HIDUPKATOLIK.COM – “Jangan kehilangan senyum. Yang paling penting adalah ada begitu banyak orang peduli kepada kita baik dari keuskupan maupun luar keuskupan..”
GELEGAR suara air menderu begitu kuat terdengar hingga jauh. Gelombang air itu terus bergolak dan mendorong ruang yang mengukungnya. Semakin hari akibat curah hujan tinggi semakin banyak pula volume air yang tertampung. Tak kuasa menahan kekuatan besar itu, akhirnya Bendung Kambaniru patah pada Minggu, 4/4. Air bendung yang terletak di kelurahan Maulumbi yang membendung sungai terbesar di Pulau Sumba itu laksana raksasa menghantam semua yang dilewatinya termasuk pemukiman warga, kebun, sawah, dan ladang. Terjadilah banjir bandang.
Cepat bergerak
Dari Tebing Pantai Padadita Direktur Caritas PSE Keuskupan Weetebula, Laurensius Juang menyampaikan laporan bagaimana aliran air bendungan mengalir menghancurkan tempat yang dilewati. Terlihat dalam video berdurasi 2.30 menit itu suasana kering diliputi tanah lumpur akibat banyak pohon didominasi pohon kelapa ambruk. Disisi lain dari kejauhan terlihat juga sawah dan kebun jagung masih terendam banjir dan lumpur. Selain itu, banjir bandang ini membuat lebar sungai kian besar mengalir lurus ke laut. “Pecahnya bendungan ini mengakibatkan banjir bandang di wilayah kota Waingapu, Mauliru, Kambaniru, Sumba Timur,” jelas pria yang akrab disapa Pak Lorens ini. Dalam peninjauan lain di jembatan Kambaniru, Vikjen Keuskupan Weetebula, Pastor Agustinus Malo Bulu, CSsR turut memberikan penjelasan aliran banjir bandang yang menghantam pemukiman warga, khususnya mereka yang tinggal dipinggir kali. “Mereka ini yang butuh ditolong oleh kita,” ungkapnya haru.

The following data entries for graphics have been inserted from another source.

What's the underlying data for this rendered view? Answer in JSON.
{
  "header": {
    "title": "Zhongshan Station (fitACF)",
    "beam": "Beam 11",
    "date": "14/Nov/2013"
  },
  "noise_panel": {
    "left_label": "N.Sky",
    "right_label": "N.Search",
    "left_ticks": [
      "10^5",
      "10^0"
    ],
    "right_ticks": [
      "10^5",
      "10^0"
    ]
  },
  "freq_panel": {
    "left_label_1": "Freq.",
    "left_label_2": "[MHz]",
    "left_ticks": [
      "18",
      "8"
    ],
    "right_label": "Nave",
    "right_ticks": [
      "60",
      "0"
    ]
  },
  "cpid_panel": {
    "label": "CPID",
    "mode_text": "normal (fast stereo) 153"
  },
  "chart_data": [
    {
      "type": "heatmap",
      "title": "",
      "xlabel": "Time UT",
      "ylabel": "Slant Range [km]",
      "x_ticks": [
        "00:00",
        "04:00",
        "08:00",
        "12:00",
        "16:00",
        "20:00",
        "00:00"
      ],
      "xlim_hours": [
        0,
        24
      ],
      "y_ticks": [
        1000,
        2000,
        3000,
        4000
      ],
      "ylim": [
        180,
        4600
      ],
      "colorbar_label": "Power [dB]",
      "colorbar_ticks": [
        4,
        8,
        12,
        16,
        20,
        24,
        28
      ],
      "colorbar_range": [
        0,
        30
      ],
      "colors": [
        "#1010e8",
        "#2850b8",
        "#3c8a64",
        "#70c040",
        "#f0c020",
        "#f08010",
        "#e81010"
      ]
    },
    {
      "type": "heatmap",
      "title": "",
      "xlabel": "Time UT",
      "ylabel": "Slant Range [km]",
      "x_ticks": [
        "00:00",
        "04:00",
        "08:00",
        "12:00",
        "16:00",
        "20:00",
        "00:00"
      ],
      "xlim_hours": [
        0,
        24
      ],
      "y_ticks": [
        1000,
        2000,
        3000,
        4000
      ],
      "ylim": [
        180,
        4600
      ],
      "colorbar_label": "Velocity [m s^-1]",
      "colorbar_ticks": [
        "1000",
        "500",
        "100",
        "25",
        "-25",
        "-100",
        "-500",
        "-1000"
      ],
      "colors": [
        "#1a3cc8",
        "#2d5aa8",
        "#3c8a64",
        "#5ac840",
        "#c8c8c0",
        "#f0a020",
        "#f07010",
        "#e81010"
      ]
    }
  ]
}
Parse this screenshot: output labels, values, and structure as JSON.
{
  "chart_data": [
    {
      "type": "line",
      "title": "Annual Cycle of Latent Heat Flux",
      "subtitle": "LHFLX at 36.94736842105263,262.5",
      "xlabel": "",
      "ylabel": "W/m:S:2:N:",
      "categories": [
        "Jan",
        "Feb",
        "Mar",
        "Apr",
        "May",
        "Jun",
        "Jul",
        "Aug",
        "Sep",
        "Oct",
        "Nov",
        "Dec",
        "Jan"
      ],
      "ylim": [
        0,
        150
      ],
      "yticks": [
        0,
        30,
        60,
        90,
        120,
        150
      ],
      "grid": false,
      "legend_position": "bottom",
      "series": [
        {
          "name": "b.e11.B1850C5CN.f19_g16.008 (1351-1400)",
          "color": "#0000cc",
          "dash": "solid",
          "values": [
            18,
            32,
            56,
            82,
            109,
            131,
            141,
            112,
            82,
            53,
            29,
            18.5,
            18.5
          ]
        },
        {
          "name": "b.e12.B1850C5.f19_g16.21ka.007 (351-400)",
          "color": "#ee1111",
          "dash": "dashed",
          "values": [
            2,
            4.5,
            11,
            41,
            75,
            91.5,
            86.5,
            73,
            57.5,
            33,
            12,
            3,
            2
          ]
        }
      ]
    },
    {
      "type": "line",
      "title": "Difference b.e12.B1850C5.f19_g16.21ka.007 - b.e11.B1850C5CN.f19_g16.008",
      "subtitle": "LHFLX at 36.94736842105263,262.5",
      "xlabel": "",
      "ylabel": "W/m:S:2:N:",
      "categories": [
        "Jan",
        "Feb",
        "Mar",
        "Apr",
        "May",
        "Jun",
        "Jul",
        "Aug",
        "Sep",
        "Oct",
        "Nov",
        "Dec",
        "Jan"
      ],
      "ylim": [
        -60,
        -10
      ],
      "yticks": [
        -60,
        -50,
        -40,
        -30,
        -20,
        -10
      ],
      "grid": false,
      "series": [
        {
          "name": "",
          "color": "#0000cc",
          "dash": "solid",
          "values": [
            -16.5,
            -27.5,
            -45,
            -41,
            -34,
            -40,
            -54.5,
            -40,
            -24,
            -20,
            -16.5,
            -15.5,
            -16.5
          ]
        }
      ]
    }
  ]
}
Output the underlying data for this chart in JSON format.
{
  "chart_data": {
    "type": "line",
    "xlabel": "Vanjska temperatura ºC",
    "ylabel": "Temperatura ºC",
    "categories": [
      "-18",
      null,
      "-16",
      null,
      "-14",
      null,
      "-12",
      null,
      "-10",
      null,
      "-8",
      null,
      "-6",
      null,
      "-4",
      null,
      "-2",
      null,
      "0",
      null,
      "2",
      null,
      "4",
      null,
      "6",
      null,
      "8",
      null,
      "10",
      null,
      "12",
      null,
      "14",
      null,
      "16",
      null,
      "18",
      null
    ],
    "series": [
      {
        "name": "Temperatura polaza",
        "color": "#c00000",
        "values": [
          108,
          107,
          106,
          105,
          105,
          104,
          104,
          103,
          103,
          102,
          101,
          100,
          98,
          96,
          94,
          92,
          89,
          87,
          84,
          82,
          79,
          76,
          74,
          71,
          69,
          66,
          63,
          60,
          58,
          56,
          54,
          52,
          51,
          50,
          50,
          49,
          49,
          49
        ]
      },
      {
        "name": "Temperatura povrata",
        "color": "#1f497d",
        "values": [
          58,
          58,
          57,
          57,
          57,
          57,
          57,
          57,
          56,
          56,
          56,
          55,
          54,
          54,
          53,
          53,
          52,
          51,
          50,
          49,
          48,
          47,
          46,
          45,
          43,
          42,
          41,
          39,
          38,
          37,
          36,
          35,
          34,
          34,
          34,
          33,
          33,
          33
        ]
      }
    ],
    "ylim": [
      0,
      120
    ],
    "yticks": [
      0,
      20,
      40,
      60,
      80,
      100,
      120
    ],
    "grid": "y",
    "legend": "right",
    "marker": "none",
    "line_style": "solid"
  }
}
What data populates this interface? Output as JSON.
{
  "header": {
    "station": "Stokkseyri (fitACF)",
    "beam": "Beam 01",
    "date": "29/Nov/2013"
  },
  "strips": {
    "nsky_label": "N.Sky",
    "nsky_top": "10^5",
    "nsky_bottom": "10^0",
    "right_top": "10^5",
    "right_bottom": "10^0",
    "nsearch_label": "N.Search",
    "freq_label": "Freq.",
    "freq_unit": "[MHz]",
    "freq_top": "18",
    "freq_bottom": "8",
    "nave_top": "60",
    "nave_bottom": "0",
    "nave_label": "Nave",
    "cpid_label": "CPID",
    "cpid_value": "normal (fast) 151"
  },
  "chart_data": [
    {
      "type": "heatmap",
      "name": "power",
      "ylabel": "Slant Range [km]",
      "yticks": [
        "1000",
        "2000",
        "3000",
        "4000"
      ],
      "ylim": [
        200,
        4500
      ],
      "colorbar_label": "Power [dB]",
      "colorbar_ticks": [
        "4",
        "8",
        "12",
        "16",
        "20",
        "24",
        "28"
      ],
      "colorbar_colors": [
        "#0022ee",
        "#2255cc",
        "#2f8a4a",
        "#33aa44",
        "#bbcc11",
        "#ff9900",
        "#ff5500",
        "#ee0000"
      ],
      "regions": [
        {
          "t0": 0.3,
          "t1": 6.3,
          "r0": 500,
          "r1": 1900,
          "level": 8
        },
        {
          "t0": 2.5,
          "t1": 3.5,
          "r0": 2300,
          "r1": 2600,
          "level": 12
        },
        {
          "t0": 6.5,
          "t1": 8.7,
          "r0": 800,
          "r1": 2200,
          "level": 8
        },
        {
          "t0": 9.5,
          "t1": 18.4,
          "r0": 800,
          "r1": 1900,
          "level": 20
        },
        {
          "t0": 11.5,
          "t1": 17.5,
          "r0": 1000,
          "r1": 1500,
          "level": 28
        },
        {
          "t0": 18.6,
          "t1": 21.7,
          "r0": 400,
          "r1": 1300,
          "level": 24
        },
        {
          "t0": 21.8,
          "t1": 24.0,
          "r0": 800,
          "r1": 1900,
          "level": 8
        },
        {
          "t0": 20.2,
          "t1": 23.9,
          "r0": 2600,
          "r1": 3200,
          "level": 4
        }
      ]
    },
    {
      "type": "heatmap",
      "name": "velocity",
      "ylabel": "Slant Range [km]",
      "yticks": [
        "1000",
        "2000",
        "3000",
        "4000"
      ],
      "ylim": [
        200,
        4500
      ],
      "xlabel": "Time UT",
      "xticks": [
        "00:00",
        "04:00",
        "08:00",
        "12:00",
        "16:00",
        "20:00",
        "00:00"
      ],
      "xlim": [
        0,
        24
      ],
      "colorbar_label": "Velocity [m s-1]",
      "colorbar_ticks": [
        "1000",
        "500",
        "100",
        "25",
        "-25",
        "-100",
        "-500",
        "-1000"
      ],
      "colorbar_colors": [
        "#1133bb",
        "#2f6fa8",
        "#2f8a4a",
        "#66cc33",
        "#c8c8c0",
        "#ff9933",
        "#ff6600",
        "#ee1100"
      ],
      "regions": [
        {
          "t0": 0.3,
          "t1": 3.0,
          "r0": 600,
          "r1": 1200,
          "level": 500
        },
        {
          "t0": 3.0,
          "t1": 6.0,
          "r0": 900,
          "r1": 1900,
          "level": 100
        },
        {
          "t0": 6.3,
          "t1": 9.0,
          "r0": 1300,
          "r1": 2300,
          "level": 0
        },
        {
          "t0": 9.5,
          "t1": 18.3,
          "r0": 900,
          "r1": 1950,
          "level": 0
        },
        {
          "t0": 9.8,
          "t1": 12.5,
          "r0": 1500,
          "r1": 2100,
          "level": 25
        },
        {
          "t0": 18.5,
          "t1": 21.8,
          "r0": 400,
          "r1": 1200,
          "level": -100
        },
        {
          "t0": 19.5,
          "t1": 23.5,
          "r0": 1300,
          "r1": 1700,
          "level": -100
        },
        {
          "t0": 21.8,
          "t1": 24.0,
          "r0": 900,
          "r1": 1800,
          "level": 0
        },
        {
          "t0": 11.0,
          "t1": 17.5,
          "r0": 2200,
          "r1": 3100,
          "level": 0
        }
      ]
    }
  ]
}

Akhirnya setelah tiga hari sejak tanggal 4 April akses jalan ke Sumba Timur tertutup, Tim Keuskupan Weteebula yang terdiri dari Vikjen Keuskupan Weetebula, Sekjen Keuskupan Weetebula, Pastor Marselinus Dapawole, Ketua Komisi PSE Keuskupan Weetebula, Pastor Agustinus Waluyo Abubakar, CSsR, dan Direktur Caritas Keuskupan Weetebula dan relawan bisa mengunjungi umat terdampak. Kedatangan tim pada tanggal 10 April untuk memberikan sembako kepada 340 keluarga katolik dan non-katolik terdampak di Stasi Mauliru, Stasi Kambaniru, Stasi Lambanapu, Stasi Kapuaratu, Sumba Timur.
Selain memberikan bantuan materil, Keuskupan juga memberikan dukunga moril lewat sapaaan Vikjen Keuskupan Weetebula. Kepada umat dengan suara agak sedikit bergetar, Pastor Agustinus menyapa, “Jangan kehilangan senyum. Yang paling penting adalah ada begitu banyak orang peduli kepada kita baik dari keuskupan maupun luar keuskupan. Papa, Mama, kita tidak sendirian.”
Dalam proses pembagian sembako, beberapa mama di tempat pengungsian mencurahkan isi hatinya kepada Lorens. Seorang mama berambut putih dengan kerut mata dimakan usia, Michelle Lumimangi mengutarakan saat banjir datang ia hanya berharap kepada Tuhan. “Hanya Tuhan saja saya harap. Tidak ada rasa rakut. Saya rasa terima kasih, syukur kepada Tuhan,” ungkapnya polos. Kemudian Mama Anna yang saat itu masih dirumah langsung mengungsi menyampaikan, “Rasa terima kasih.” Lalu Mama Kornelia yang tak kuasa menahan tangis. Terlihat matanya diliputi trauma mendalam. “Saya banjir masih ada di rumah kemudian lari pontang-panting, rumah saya persis di pinggir kali,” tuturnya sambil terisak hebat. Ia melanjutkan, “Saya langsung mengungsi di gereja dan saya bersyukur kepada Tuhan masih memberikan napas kepada saya.”
Respons
Sebelum kunjungan langsung Tim Keuskupan ke lokasi, Caritas Keuskupan Weetebula sudah mulai beraksi sejak tanggal 6 April 2021. Awalnya secara spontan dilakukan oleh Pastor Paroki Sang Penebus Waingapu, Sumba Timur bersama OMK dan Dewan Pastoral. Wilayah paroki inilah yang paling terdampak. Lorens menjabarkan, setelah peristiwa itu, Caritas Keuskupan mulai berkoordinasi dengan KARINA dan PSE KWI dan juga pastor paroki di Sumba timur.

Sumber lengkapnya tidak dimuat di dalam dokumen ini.